We took Del Bac to the local Tucson marketplace off that 40 gal still in late ’13 and it was warmly recieved. Got investment to implement the 500 gal system with a 5,000 lb malt house in ’14, became operational on that system in late “14. The whiskey was improving on the 40 gal still, and I was learning how to malt. The first batches of Dorado were very smoky, and I wasn’t thrilled with it even though people liked it well enough. So twice during ’15 and early ’16 I backed off the smoke, to where now we’re really happy with the balance of the mesquite and the underlying flavor nuance.
RT: I know you aren’t the oldest working distillery in Arizona, but I gather you got started before most of the current crop came along. What your outlook on how the state’s craft distilling sector has grown up?
SP: We were #2 in the state, after Desert Diamond in Kingman. Now there are at least 14. We have a guild that is pretty active, and as it is around the country, awareness of craft distilling is elevated. I’m not sure what the numbers for the other distilleries are, but we sold about 2,400 cases in Arizona in 2019, and feel there is a ton of room to grow. We should be able to sell 10,000 cases in Arizona if not more.
RT: It’s the obvious question this year: how are you doing during the pandemic?
SP: We’re actually doing well. We had expected our sales to go down much more. It turns out that we have a lot more off-premise accounts than most craft distillers, including some big accounts in Arizona like Total Wine, Costco, Safeway/Albertson’s, Trader Joe’s and some Whole Foods. We’re not as dependent on bar/restaurant accounts as some other distilleries.
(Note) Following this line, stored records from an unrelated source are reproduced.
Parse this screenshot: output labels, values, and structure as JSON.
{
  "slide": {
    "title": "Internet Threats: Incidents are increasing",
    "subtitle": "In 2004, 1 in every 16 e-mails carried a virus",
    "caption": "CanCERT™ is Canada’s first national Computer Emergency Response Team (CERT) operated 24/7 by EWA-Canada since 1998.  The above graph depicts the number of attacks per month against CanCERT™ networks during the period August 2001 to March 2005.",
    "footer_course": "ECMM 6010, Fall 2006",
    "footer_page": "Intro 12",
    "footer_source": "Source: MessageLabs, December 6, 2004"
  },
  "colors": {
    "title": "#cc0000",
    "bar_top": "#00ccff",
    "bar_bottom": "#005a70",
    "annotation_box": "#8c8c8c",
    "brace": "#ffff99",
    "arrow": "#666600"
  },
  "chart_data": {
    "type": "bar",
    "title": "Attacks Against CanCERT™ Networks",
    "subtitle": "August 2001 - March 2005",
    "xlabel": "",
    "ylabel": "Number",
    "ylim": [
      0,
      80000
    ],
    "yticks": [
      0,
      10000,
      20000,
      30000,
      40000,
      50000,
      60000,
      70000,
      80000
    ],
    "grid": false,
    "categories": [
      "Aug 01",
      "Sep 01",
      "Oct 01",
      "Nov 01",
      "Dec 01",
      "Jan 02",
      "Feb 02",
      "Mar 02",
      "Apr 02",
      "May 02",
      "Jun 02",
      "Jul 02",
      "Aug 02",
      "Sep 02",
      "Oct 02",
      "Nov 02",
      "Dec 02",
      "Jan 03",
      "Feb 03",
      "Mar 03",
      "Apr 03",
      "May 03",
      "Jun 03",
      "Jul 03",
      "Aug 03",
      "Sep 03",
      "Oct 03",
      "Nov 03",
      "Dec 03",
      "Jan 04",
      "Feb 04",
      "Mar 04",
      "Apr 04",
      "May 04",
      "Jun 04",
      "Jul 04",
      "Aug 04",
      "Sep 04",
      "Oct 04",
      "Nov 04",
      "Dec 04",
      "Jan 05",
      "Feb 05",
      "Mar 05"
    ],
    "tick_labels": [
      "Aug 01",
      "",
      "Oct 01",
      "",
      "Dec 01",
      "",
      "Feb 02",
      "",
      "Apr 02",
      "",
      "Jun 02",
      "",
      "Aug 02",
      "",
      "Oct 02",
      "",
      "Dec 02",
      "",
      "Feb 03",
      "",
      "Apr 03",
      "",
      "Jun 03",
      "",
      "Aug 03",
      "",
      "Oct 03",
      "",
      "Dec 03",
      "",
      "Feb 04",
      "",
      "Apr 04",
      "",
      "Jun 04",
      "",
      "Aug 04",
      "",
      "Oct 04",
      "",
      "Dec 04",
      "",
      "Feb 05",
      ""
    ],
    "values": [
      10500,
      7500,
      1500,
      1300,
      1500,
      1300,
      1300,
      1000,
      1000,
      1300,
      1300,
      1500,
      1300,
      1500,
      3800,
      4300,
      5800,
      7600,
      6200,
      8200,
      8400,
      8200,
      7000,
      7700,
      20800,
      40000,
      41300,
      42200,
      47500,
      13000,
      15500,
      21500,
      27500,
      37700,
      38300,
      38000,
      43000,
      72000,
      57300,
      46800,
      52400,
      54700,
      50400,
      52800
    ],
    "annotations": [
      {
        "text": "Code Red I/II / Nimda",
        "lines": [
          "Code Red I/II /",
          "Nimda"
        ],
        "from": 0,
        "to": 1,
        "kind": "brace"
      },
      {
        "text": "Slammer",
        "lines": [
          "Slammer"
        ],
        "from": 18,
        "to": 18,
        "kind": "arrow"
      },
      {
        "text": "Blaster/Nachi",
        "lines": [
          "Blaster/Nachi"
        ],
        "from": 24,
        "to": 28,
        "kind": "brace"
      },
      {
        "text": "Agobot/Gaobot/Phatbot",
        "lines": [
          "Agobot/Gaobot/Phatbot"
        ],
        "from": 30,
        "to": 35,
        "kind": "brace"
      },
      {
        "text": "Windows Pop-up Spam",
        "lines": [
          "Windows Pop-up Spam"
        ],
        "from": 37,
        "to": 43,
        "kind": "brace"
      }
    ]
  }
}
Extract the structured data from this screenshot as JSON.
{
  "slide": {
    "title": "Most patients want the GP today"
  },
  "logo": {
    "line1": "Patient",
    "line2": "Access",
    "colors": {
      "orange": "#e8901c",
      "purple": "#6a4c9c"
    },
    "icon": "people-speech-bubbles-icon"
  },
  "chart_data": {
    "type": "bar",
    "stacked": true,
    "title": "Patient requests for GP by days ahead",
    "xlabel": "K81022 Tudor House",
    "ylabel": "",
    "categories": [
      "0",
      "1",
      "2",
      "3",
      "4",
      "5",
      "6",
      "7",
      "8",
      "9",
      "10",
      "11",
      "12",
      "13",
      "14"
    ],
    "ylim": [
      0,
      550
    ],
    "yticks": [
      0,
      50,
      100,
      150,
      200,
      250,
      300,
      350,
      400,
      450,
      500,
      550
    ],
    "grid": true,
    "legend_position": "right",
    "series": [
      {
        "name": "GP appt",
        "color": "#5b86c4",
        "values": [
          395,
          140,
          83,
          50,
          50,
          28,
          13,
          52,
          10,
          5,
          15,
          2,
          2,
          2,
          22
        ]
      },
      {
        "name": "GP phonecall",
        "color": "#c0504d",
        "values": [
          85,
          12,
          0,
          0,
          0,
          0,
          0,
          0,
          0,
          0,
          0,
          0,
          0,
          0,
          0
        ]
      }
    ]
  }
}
RT: Arizona is so much different from the traditional whiskey heartland of the Upper South and Mid-Atlantic. Many of the new wave of distillers embraces their local climates to put a distinctive twist on their maturation, and I’d like to hear about the barrel stock you’ve chosen and how you’ve harnessed (or chosen not to harness) the Sonoran Desert to mature your whiskey.
SP: We totally embrace what our extreme climate here gives us. Our high summer heat accelerates maturation, as does our radical diurnal shift, which can delta to 40 degrees in a day, activating the dynamic between the wood and the whiskey in the barrel. Our very low humidity increases our evaporation loss, and I chose The Barrel Mill as our cooperage partly because their staves are 1/8″ thicker than others.
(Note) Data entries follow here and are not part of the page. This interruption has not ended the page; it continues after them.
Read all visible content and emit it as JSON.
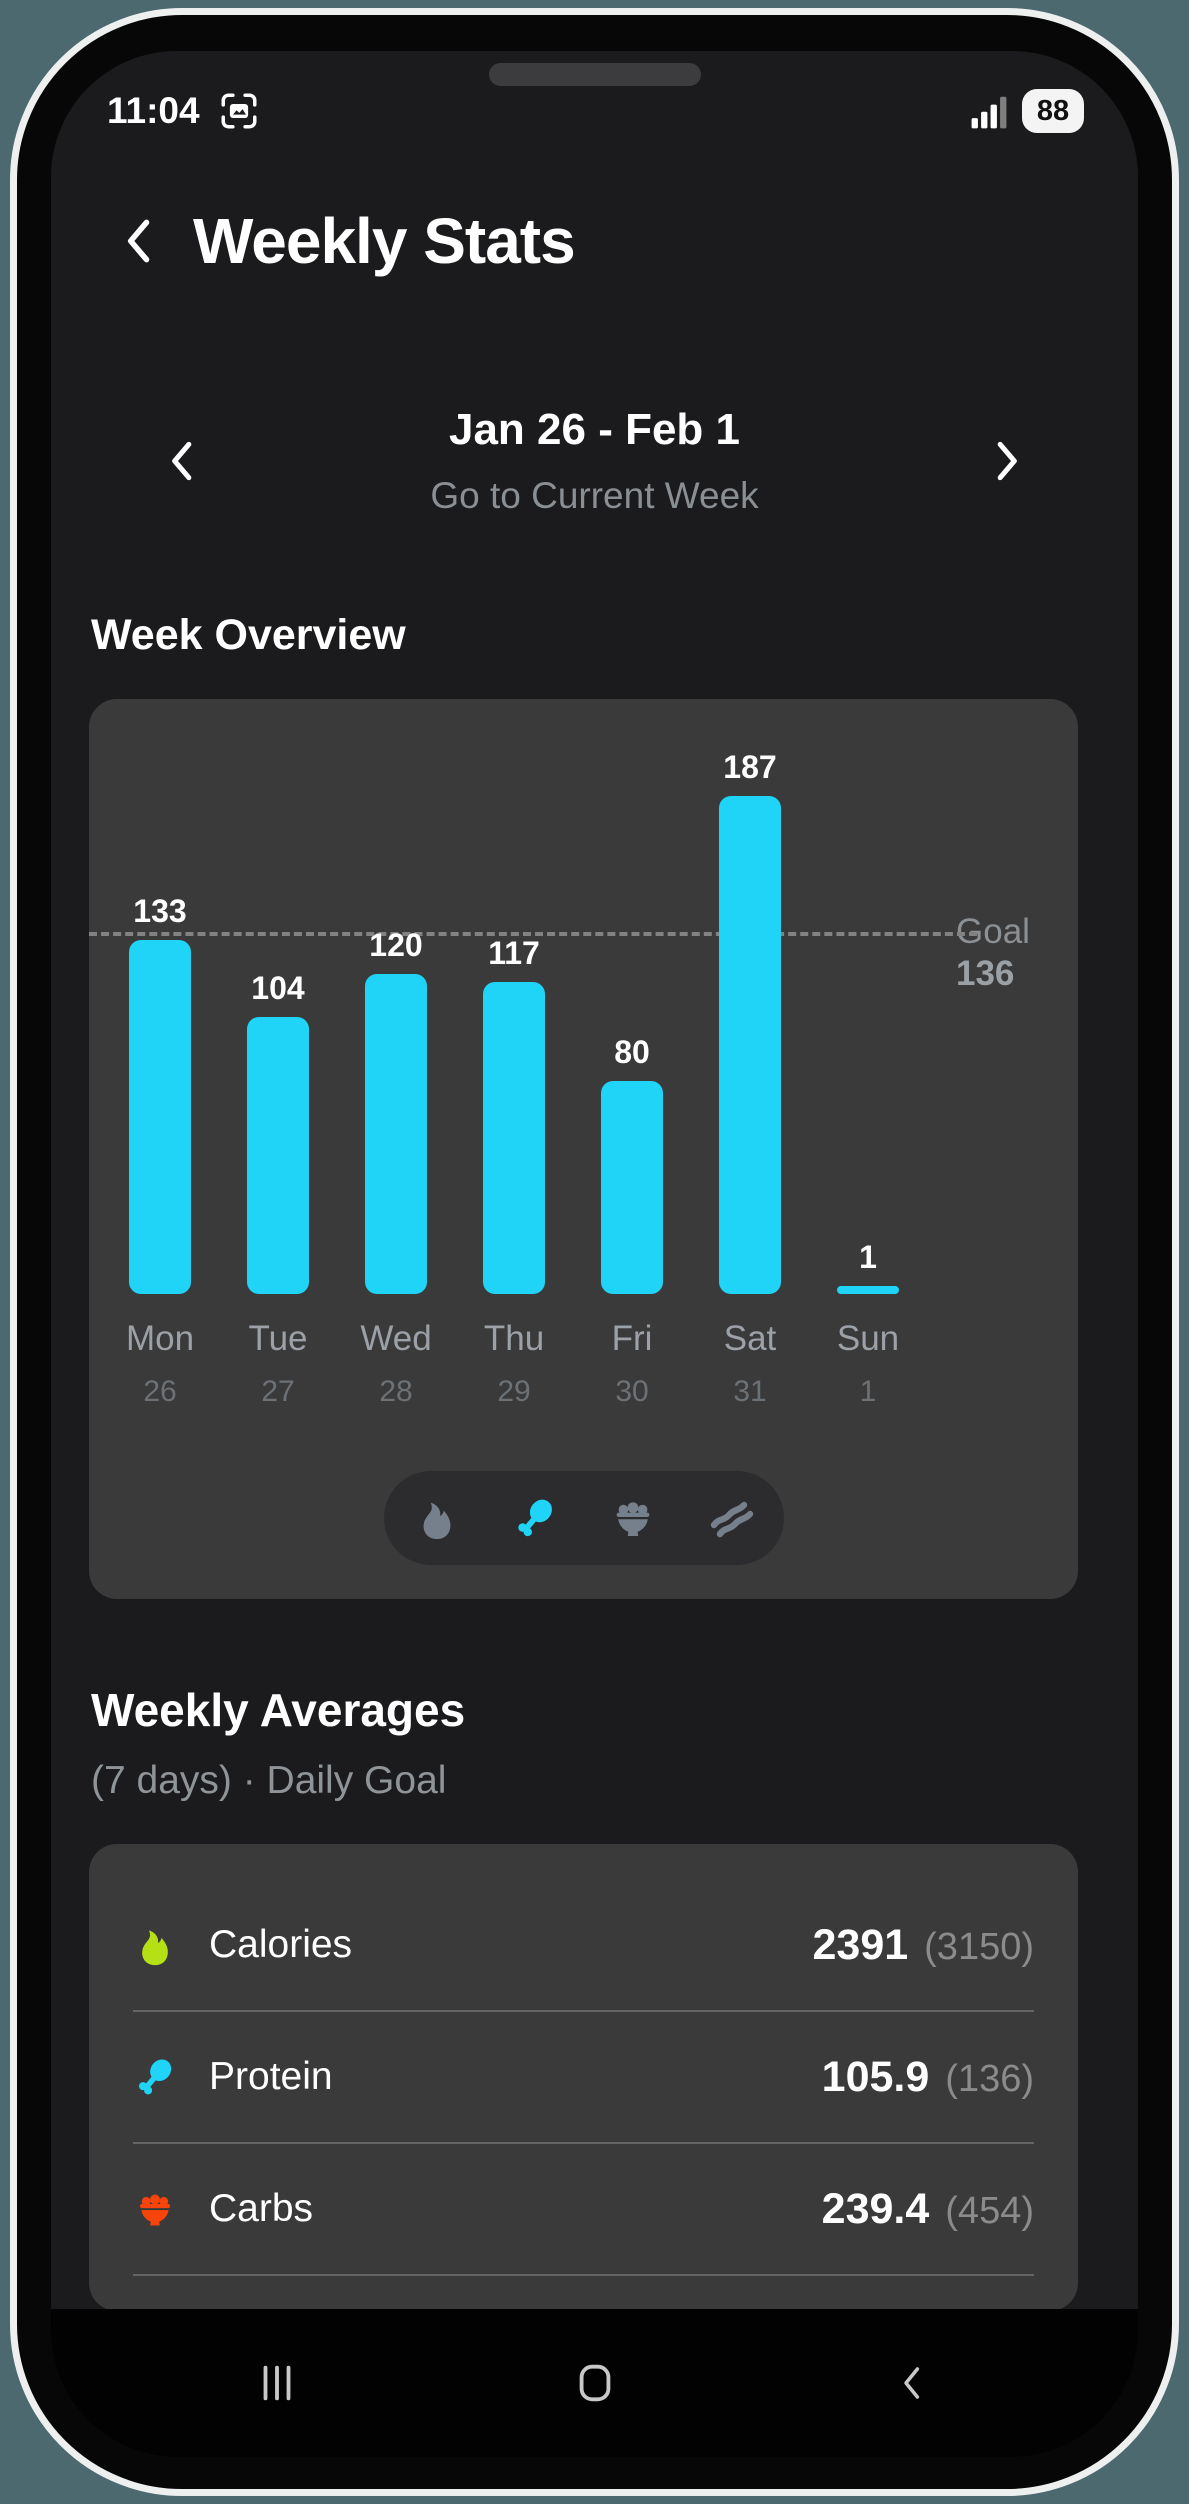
{
  "status_bar": {
    "time": "11:04",
    "battery": "88"
  },
  "header": {
    "title": "Weekly Stats"
  },
  "week_nav": {
    "label": "Jan 26 - Feb 1",
    "sub": "Go to Current Week"
  },
  "sections": {
    "overview": "Week Overview",
    "averages": "Weekly Averages",
    "averages_sub": "(7 days) · Daily Goal"
  },
  "chart_data": {
    "type": "bar",
    "title": "Week Overview",
    "metric": "protein",
    "categories": [
      "Mon",
      "Tue",
      "Wed",
      "Thu",
      "Fri",
      "Sat",
      "Sun"
    ],
    "dates": [
      "26",
      "27",
      "28",
      "29",
      "30",
      "31",
      "1"
    ],
    "values": [
      133,
      104,
      120,
      117,
      80,
      187,
      1
    ],
    "goal": 136,
    "goal_label": "Goal",
    "ylim": [
      0,
      187
    ],
    "grid": false,
    "legend": "none",
    "bar_color": "#1fd4f7"
  },
  "metric_toggle": {
    "buttons": [
      {
        "name": "calories-flame-icon",
        "glyph": "flame",
        "selected": false
      },
      {
        "name": "protein-drumstick-icon",
        "glyph": "drumstick",
        "selected": true
      },
      {
        "name": "carbs-bowl-icon",
        "glyph": "bowl",
        "selected": false
      },
      {
        "name": "fat-bacon-icon",
        "glyph": "bacon",
        "selected": false
      }
    ]
  },
  "averages": {
    "rows": [
      {
        "icon_name": "calories-flame-icon",
        "glyph": "flame",
        "icon_color": "#b5e014",
        "label": "Calories",
        "value": "2391",
        "goal": "(3150)"
      },
      {
        "icon_name": "protein-drumstick-icon",
        "glyph": "drumstick",
        "icon_color": "#1fd4f7",
        "label": "Protein",
        "value": "105.9",
        "goal": "(136)"
      },
      {
        "icon_name": "carbs-bowl-icon",
        "glyph": "bowl",
        "icon_color": "#f8430a",
        "label": "Carbs",
        "value": "239.4",
        "goal": "(454)"
      }
    ]
  },
  "nav_bar": {
    "items": [
      {
        "name": "recents-button",
        "glyph": "nav-recents"
      },
      {
        "name": "home-button",
        "glyph": "nav-home"
      },
      {
        "name": "back-button",
        "glyph": "nav-back"
      }
    ]
  },
  "colors": {
    "accent_cyan": "#1fd4f7",
    "calories_green": "#b5e014",
    "carbs_orange": "#f8430a",
    "card_bg": "#3a3a3b",
    "screen_bg": "#1b1b1d",
    "frame_bg": "#4d6970",
    "goal_line": "#828282"
  }
}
Other things besides climate contributing to our regionality that are desert-related are the minerality in our water and of course our use of this desert wood to dry the malt.
RT: So, who has made the best cocktail thus far with your Dorado Whiskey?
SP: We have so many loyal bartenders. I hesitate to single out someone in particular. I will say that some of the work done with our Southwestern ingredients has been really cool. Prickly pear syrup, tincture of creosote bush, mesquite bean syrup, mole bitters, etc.